Defence Secretary Liam Fox said Britain’s military was being stretched by the near four-month-old United Nations mandated Libya campaign and that he would seek to shift more of the strain to others in the 28-member NATO alliance.
“The United States is willing to spend on defence, Britain is willing to spend on defence and deploy. Far too (many) of our European partners inside NATO are still trying to get a free ride, and they should regard Libya as a wake up call,” Fox said, labelling some NATO members’ contributions “pathetic.”
“If they want the insurance policy, they should perhaps think about paying the premiums,” Fox added, speaking at the Royal United Services Institute defence thinktank in London.
Fox’s comments echo those of former U.S. Defense Secretary Robert Gates, who in a valedictory speech in June said European NATO members risked “collective military irrelevance” if they did not deepen their commitment and boost spending.
NATO air strikes to protect Libyan civilians from Muammar Gaddafi’s forces have strained the budgets of participating countries, many of which are trying to tackle budget deficits by reining in defence spending.
The strain had raised media speculation over Britain’s commitment to the campaign. Fox reiterated that the country would stay the course, but would seek to shift more of the heavy lifting to other countries.
“Sustaining the tempo does increase the pressure on personnel and equipment ... No one wants the operations in Libya to take a day longer than necessary. But the bottom line is this; We can and will sustain operations in Libya for as long as it takes,” he said.
“As members of the alliance participating adjust to the pressures being placed on their armed forces, we will look to the breadth of capability that the alliance possesses as a whole to sustain the tempo of operations,” he added.
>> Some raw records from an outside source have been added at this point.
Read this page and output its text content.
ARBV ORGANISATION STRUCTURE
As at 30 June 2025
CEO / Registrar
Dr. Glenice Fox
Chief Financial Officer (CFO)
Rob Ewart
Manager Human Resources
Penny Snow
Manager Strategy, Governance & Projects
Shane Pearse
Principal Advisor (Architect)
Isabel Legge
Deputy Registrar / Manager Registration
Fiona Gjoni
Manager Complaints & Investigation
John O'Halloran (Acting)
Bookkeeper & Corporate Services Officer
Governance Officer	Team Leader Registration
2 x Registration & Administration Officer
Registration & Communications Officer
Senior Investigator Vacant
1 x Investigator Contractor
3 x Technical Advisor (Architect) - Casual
Gaddafi is still in power despite months of air strikes and fighting with rebel forces, putting greater focus on a political solution to the conflict, which started after a February uprising against Gaddafi’s four-decades of autocratic rule.
On Tuesday, France said Gaddafi’s emissaries had been in contact with NATO members to say he is ready to leave power, the latest sign of a possible negotiated end to the crisis.